Abstract

Glacial drifts perched alongside outlet glaciers that drain through the Transantarctic Mountains constrain inland polar plateau ice elevations. The Taylor Glacier, which heads in the Taylor Dome (a peripheral dome of the East Antarctic Ice Sheet), drains East Antarctic ice into the Dry Valleys sector of Transantarctic Mountains and terminates in central Taylor Valley, about 24 km west of the Ross Sea. Five gravel‐rich drifts (including 39 distinct moraine ridges) fringe a lateral lobe of the Taylor Glacier in the lower Arena Valley, Quartermain Mountains, southern Victoria Land. 3He and 10Be exposure age dating (from Brook et al. 1992), together with Arena Valley stratigraphy and soil morphologic data, provide chronologic control for these drifts and constrain maximum Quaternary thickening of the inland Taylor ice dome to less than 160 m. These minor Quaternary expansions of Taylor Glacier were out‐of‐phase with outlet glaciers that pass through the Transantarctic Mountains and terminate in the Ross Sea north and south of the Dry Valleys region. Textural analyses suggest that drift deposition occurred from cold‐based ice, even though Taylor Glacier advances most likely occurred during global interglaciations.

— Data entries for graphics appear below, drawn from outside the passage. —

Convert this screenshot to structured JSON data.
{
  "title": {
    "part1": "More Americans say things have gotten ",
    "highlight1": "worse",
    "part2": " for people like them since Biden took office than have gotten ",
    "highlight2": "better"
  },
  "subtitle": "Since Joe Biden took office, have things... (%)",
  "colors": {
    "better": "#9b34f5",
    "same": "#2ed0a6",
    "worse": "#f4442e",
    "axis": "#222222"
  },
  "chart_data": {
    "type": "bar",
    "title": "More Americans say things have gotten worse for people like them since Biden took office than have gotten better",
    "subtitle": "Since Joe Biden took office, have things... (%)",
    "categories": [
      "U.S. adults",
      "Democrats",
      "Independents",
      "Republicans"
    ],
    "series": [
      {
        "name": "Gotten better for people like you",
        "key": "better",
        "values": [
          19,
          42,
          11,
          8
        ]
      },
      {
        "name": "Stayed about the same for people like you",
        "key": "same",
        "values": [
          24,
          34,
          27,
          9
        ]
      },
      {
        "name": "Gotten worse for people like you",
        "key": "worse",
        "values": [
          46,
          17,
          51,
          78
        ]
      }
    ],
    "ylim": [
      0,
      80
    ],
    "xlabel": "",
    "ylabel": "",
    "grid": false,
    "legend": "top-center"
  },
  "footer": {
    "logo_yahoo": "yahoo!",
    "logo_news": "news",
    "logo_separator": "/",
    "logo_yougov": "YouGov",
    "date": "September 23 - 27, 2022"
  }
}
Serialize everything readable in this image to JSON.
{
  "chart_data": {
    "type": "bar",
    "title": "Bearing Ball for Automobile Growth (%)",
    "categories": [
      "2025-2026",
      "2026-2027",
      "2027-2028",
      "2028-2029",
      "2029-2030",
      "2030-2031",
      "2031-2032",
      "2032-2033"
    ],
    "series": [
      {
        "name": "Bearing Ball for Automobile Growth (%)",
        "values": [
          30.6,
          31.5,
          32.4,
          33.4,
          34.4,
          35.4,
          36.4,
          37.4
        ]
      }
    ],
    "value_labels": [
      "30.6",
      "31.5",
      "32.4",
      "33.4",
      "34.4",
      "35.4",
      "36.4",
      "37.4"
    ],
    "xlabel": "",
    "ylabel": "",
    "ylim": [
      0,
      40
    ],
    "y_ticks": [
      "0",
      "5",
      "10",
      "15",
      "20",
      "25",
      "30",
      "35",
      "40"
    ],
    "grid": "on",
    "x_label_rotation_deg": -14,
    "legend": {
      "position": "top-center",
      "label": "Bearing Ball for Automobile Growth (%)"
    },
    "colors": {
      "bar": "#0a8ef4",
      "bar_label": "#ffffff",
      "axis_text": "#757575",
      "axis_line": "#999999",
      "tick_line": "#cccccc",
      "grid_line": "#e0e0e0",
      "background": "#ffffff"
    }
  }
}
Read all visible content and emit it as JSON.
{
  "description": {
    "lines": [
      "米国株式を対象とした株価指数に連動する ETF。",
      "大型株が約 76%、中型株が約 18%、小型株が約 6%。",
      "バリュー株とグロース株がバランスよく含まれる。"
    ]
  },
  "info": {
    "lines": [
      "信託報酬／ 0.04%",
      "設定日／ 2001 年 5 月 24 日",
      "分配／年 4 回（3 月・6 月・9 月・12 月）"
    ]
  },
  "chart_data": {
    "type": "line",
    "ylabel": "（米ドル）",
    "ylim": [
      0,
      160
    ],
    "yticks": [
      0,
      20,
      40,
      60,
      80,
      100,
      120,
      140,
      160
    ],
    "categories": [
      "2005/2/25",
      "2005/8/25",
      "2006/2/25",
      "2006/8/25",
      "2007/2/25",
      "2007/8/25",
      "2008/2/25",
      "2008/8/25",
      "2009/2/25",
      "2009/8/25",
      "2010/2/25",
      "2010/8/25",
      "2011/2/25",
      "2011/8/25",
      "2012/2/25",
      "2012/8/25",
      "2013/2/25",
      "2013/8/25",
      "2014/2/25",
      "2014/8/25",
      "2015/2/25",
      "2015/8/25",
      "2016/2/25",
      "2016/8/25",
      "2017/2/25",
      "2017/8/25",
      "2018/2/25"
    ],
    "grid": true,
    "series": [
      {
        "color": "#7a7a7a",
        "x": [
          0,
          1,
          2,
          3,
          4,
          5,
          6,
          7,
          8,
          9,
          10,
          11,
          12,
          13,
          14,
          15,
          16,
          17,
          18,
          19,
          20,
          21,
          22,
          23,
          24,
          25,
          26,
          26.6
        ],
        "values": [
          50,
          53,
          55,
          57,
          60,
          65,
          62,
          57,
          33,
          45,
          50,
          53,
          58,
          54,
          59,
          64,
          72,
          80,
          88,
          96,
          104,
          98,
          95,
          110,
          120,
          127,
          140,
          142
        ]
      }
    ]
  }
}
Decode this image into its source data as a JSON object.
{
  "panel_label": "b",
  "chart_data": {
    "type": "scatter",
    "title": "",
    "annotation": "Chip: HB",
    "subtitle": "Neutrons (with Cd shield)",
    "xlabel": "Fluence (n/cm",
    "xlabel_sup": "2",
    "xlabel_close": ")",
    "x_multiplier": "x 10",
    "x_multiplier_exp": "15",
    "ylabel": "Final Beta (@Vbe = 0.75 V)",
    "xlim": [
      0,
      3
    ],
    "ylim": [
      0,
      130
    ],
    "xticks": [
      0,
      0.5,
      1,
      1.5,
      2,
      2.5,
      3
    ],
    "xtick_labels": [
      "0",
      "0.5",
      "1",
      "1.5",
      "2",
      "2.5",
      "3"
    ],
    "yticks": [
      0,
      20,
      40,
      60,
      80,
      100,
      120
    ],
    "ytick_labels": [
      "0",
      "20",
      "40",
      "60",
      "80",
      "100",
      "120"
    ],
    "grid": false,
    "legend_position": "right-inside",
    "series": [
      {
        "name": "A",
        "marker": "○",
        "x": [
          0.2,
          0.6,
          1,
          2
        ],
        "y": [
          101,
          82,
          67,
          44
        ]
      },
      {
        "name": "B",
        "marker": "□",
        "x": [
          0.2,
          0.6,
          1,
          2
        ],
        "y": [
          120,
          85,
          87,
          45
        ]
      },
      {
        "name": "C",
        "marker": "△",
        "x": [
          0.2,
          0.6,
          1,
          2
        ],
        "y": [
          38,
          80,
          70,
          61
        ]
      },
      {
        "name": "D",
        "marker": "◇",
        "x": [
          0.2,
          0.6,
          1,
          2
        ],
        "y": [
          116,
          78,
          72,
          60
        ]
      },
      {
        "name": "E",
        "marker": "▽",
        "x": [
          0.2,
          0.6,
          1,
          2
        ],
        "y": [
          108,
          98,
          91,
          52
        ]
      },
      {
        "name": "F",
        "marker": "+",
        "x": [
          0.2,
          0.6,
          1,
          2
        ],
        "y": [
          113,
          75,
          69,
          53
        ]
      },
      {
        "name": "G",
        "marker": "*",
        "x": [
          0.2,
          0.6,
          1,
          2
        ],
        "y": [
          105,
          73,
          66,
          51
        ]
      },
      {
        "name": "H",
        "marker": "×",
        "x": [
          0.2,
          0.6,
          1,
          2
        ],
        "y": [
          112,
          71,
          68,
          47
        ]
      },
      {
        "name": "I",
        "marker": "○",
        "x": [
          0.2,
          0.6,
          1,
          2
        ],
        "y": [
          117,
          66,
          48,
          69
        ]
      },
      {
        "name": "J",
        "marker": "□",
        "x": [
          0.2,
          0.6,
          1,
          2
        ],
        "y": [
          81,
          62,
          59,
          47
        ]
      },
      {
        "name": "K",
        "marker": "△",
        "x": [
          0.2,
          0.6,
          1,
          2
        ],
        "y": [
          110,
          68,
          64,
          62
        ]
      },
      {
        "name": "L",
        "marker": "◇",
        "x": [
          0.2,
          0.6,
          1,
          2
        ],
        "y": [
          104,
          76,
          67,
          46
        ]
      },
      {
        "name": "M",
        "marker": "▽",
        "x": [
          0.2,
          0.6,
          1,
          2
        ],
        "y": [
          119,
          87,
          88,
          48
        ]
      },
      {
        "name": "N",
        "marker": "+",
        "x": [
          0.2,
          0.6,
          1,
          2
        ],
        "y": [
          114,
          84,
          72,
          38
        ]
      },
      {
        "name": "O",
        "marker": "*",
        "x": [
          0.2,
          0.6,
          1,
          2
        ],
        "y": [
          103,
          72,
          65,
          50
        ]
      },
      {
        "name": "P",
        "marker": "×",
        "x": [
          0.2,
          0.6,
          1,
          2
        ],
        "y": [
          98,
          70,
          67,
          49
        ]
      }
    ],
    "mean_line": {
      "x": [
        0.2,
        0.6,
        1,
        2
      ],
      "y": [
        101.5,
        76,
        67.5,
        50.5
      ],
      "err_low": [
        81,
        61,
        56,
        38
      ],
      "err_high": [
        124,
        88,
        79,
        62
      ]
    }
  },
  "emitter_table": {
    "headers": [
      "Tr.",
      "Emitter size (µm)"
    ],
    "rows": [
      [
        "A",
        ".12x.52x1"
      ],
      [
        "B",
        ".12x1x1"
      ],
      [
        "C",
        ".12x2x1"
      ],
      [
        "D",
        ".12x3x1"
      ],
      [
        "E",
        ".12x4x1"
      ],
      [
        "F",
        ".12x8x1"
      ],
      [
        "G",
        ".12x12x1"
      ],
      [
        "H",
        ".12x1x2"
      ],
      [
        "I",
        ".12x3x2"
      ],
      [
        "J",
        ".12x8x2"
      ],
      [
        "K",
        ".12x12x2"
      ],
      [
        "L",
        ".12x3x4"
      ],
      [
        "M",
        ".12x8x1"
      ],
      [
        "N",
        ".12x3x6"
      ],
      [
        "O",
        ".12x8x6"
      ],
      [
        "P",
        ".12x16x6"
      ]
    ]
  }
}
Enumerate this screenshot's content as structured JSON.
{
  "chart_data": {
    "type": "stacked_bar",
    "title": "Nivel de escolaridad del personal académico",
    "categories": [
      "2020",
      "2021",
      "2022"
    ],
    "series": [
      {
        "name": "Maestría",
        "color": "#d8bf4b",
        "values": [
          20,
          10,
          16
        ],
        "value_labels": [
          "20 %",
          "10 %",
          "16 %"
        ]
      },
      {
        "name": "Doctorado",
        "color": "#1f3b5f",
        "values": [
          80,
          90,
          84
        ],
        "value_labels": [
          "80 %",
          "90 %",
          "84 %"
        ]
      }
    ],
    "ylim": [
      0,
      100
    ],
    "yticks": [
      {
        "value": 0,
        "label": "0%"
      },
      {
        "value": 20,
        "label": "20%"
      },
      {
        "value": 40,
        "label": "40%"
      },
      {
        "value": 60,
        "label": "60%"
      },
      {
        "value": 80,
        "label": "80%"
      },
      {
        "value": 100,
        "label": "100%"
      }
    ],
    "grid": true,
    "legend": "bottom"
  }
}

The thermal regime of former Taylor Glacier ice lobes, the character of geomorphic features superimposed on individual drifts, the chemical composition of soils developed on Taylor drifts, and the stability of in situ moraine ridges on steep valley walls suggest that the present cold‐desert climate in Arena Valley has persisted for at least the last 2.2 Ma.